Synthesis and Rewrite Loop

When any gate fails:

  1. The synthesis agent receives the draft, all gate outputs, the article brief, and optionally the research dossier
  2. It produces a SynthesisOutput containing:
    • A revised_draft with changes applied
    • A change_log listing each change (gate, location, original, revised, reason)
    • conflict_resolutions when gates disagree (e.g., SEO wants more keywords but style says it reads unnaturally)
  3. The change log is serialized as rewrite instructions and fed back to the writer agent
  4. The writer produces a new draft incorporating the feedback
  5. Quality gates run again on the new draft

This loop repeats up to 3 times. If all iterations are exhausted without passing, the article is marked as failed.

Langfuse Score Tracking

When Langfuse is configured, quality gate scores are posted to the article's root Langfuse span after every iteration:

Top-level scores (per iteration):

  • factuality_iter1, factuality_iter2, factuality_iter3 -- numeric scores
  • seo_passed_iter1, seo_passed_iter2 -- boolean (1.0/0.0)
  • style_passed_iter1, style_passed_iter2 -- boolean (1.0/0.0)

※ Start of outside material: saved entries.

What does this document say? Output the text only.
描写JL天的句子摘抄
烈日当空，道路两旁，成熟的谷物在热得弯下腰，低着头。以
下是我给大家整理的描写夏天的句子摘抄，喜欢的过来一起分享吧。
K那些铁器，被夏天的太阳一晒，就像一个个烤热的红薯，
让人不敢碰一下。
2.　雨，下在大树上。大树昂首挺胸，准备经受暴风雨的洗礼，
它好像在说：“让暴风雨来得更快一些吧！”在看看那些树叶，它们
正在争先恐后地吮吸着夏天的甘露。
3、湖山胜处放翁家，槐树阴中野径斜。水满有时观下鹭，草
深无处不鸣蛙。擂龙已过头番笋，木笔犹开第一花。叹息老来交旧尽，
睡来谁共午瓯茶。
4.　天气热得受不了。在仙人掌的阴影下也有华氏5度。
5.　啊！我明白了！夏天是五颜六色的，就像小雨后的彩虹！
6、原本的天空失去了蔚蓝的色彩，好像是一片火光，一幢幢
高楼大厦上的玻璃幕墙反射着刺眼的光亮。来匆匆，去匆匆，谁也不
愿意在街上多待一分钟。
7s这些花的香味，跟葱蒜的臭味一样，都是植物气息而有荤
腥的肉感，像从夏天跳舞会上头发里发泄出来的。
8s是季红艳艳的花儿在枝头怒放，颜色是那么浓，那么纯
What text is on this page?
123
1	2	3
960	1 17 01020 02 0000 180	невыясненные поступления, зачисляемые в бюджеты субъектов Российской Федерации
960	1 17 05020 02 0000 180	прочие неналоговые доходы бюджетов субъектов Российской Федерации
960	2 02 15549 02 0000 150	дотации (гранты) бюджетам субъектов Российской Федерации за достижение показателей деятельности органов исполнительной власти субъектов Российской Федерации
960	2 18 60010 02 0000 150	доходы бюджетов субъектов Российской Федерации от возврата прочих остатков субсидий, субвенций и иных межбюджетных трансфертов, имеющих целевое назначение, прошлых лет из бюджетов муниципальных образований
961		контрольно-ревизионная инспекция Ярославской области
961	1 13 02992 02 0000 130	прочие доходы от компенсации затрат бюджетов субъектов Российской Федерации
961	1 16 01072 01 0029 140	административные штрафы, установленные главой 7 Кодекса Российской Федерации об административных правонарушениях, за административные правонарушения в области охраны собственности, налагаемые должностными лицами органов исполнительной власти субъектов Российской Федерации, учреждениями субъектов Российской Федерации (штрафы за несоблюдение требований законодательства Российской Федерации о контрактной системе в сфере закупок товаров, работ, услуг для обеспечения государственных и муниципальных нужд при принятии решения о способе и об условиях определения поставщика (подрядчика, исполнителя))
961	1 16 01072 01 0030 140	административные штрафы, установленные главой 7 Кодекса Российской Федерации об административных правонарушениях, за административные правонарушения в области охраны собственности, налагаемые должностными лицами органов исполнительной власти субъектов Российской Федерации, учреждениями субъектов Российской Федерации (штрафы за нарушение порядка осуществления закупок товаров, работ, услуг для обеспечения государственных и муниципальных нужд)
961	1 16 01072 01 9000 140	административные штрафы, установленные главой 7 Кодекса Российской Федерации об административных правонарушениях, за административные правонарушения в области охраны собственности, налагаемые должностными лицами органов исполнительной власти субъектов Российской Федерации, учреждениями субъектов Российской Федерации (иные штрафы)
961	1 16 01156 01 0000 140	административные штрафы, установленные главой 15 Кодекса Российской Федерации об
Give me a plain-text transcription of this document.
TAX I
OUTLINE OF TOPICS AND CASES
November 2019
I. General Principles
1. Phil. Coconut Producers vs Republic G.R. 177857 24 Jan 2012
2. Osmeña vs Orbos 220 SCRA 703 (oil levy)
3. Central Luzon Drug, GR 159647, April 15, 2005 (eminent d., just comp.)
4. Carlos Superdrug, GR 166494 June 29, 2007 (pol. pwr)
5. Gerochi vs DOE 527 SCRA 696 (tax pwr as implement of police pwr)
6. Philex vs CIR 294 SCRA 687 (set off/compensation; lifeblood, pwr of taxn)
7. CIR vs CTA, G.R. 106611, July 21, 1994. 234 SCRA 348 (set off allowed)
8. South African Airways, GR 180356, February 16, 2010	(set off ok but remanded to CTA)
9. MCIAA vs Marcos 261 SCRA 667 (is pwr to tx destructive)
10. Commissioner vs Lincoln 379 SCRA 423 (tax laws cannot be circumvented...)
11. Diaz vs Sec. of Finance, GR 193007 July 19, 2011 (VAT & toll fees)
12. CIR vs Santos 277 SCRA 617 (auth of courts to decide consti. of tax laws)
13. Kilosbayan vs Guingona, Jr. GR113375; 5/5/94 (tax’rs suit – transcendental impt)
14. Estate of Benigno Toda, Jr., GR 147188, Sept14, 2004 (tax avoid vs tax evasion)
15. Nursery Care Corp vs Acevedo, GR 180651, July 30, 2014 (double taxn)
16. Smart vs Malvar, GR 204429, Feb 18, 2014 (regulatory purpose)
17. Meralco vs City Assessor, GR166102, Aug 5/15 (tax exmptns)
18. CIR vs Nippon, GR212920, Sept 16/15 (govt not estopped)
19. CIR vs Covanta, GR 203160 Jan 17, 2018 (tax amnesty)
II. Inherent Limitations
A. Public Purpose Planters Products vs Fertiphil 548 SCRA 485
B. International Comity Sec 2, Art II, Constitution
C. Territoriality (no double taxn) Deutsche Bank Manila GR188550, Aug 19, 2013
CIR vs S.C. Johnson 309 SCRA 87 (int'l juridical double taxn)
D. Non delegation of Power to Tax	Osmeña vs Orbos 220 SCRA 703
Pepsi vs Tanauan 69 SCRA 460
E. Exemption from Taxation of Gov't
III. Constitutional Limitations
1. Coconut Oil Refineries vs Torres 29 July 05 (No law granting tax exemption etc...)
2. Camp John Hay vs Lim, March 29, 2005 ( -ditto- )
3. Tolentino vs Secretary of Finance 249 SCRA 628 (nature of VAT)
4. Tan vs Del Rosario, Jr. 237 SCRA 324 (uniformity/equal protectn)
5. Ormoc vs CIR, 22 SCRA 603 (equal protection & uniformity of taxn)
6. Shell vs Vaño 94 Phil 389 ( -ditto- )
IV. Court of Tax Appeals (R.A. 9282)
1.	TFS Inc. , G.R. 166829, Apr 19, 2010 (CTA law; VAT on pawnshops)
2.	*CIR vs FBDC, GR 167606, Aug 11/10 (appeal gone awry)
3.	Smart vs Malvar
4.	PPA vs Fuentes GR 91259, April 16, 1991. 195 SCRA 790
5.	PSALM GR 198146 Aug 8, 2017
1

Granular sub-scores (per iteration):

  • Factuality: claims_checked, claims_verified, claims_flagged
  • SEO: keyword_density, secondary_keywords, word_count, heading_hierarchy, faq_present
  • Style: readability, structure, voice, humanizer, medical_language

Synthesis feedback (per iteration):

  • synthesis_feedback_iter1 -- string score containing the change log from the synthesis agent

This provides visibility into quality progression across rewrite iterations directly in the Langfuse dashboard, with enough granularity to diagnose which specific aspect of quality is causing rewrites.